Et Internet sauva la femme ?

Lors des fêtes de l’Internet, Cyber53 a organisé une table ronde ayant pour titre : « Et l’internet sauva la femme ? ». Y ont participé madame Dupuis, ministre de l’enseignement supérieur et de la recherche scientifique, des associations qui organisent des initiations à l’informatique pour femmes, ainsi que Flora et Esnet(1).

L’élément genre dans la fracture numérique, un mythe ?

Madame la ministre Dupuis a commencé son intervention de manière volontairement provocatrice en rappelant que la fracture numérique est rarement une fracture de genre, mais bien plus souvent une fracture de niveau scolaire, et une fracture d’âge(2) : les femmes utilisent l’Internet à 45 %, contre 60% pour les hommes, et l’écart a tendance à se réduire. Ensuite, elle à souligné que dans la lutte contre les discriminations basées sur le genre, l’alphabétisation numérique n’était pas une priorité : les problèmes dans l’accès à l’emploi et dans la répartition des tâches ménagères sont des angles d’attaque que l’on ne peut pas négliger, et qui ont un impact bien plus fort sur la vie des femmes. Pour elle, c’est en favorisant l’accès à l’emploi et l’émancipation des femmes que l’on peut réduire la fracture numérique, et pas l’inverse. Enfin, en tant que ministre de l’enseignement, elle ne pouvait pas ne pas rappeler que l’alphabétisation numérique n’est pas l’alphabétisation. . En effet, l’apprentissage de la lecture et de l’écriture joue un rôle essentiel dans la genèse de la pensée, ce qui justifie qu’il reste la première priorité. Enfin, elle a formulé trois souhaits : la mise en place d’un centre de référence dans les nouvelles technologies à Bruxelles, l’identification de nouvelles pédagogies associées à l’informatique et l’introduction, dans toutes les formations qualifiantes, de cours d’informatique et de langues.

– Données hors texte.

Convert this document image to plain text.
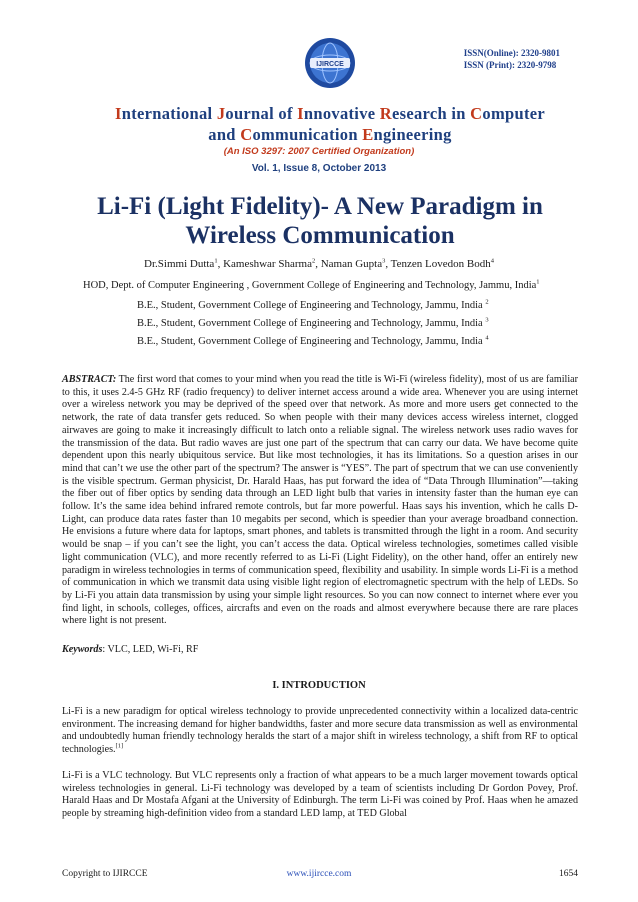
IJIRCCE
ISSN(Online): 2320-9801
ISSN (Print): 2320-9798
International Journal of Innovative Research in Computer
and Communication Engineering
(An ISO 3297: 2007 Certified Organization)
Vol. 1, Issue 8, October 2013
Li-Fi (Light Fidelity)- A New Paradigm in
Wireless Communication
Dr.Simmi Dutta$^1$, Kameshwar Sharma$^2$, Naman Gupta$^3$, Tenzen Lovedon Bodh$^4$
HOD, Dept. of Computer Engineering , Government College of Engineering and Technology, Jammu, India$^1$
B.E., Student, Government College of Engineering and Technology, Jammu, India $^2$
B.E., Student, Government College of Engineering and Technology, Jammu, India $^3$
B.E., Student, Government College of Engineering and Technology, Jammu, India $^4$
ABSTRACT: The first word that comes to your mind when you read the title is Wi-Fi (wireless fidelity), most of us are familiar to this, it uses 2.4-5 GHz RF (radio frequency) to deliver internet access around a wide area. Whenever you are using internet over a wireless network you may be deprived of the speed over that network. As more and more users get connected to the network, the rate of data transfer gets reduced. So when people with their many devices access wireless internet, clogged airwaves are going to make it increasingly difficult to latch onto a reliable signal. The wireless network uses radio waves for the transmission of the data. But radio waves are just one part of the spectrum that can carry our data. We have become quite dependent upon this nearly ubiquitous service. But like most technologies, it has its limitations. So a question arises in our mind that can’t we use the other part of the spectrum? The answer is “YES”. The part of spectrum that we can use conveniently is the visible spectrum. German physicist, Dr. Harald Haas, has put forward the idea of “Data Through Illumination”—taking the fiber out of fiber optics by sending data through an LED light bulb that varies in intensity faster than the human eye can follow. It’s the same idea behind infrared remote controls, but far more powerful. Haas says his invention, which he calls D-Light, can produce data rates faster than 10 megabits per second, which is speedier than your average broadband connection. He envisions a future where data for laptops, smart phones, and tablets is transmitted through the light in a room. And security would be snap – if you can’t see the light, you can’t access the data. Optical wireless technologies, sometimes called visible light communication (VLC), and more recently referred to as Li-Fi (Light Fidelity), on the other hand, offer an entirely new paradigm in wireless technologies in terms of communication speed, flexibility and usability. In simple words Li-Fi is a method of communication in which we transmit data using visible light region of electromagnetic spectrum with the help of LEDs. So by Li-Fi you attain data transmission by using your simple light resources. So you can now connect to internet where ever you find light, in schools, colleges, offices, aircrafts and even on the roads and almost everywhere because there are rare places where light is not present.
Keywords: VLC, LED, Wi-Fi, RF
I. INTRODUCTION
Li-Fi is a new paradigm for optical wireless technology to provide unprecedented connectivity within a localized data-centric environment. The increasing demand for higher bandwidths, faster and more secure data transmission as well as environmental and undoubtedly human friendly technology heralds the start of a major shift in wireless technology, a shift from RF to optical technologies.[1]
Li-Fi is a VLC technology. But VLC represents only a fraction of what appears to be a much larger movement towards optical wireless technologies in general. Li-Fi technology was developed by a team of scientists including Dr Gordon Povey, Prof. Harald Haas and Dr Mostafa Afgani at the University of Edinburgh. The term Li-Fi was coined by Prof. Haas when he amazed people by streaming high-definition video from a standard LED lamp, at TED Global
Copyright to IJIRCCE	www.ijircce.com	1654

Sur le terrain, autre son de cloche.

Son intervention a été suivie par la présentation par des associations de leur travail de terrain, notamment par le collectif des femmes de Louvain la Neuve, et kureghemNET vzw. Ces deux associations, comme cyber53 et d’autres, organisent des ateliers d’initiation Internet pour femmes uniquement. Mises un peu sur la défensive par l’intervention de madame Dupuis, elles ont pourtant souligné avec enthousiasme l’importance de leurs modules d’initiation. Les expériences qu’elles ont racontées, les aventures qu’elles vivent dans leurs associations, ont convaincu la salle que, même si la ministre a sans doute raison de relativiser l’importance des initiations en informatique pour femmes, ces modules ne sont pas pour autant du temps perdu, loin de là. Elles ont en effet montré que l’outil informatique est chargé, pour les femmes, de représentations tellement fortes qu’elles en sont parfois incapacitantes, et que, après une formation, elles sont transformées dans leur rapport à la technique, et au-delà.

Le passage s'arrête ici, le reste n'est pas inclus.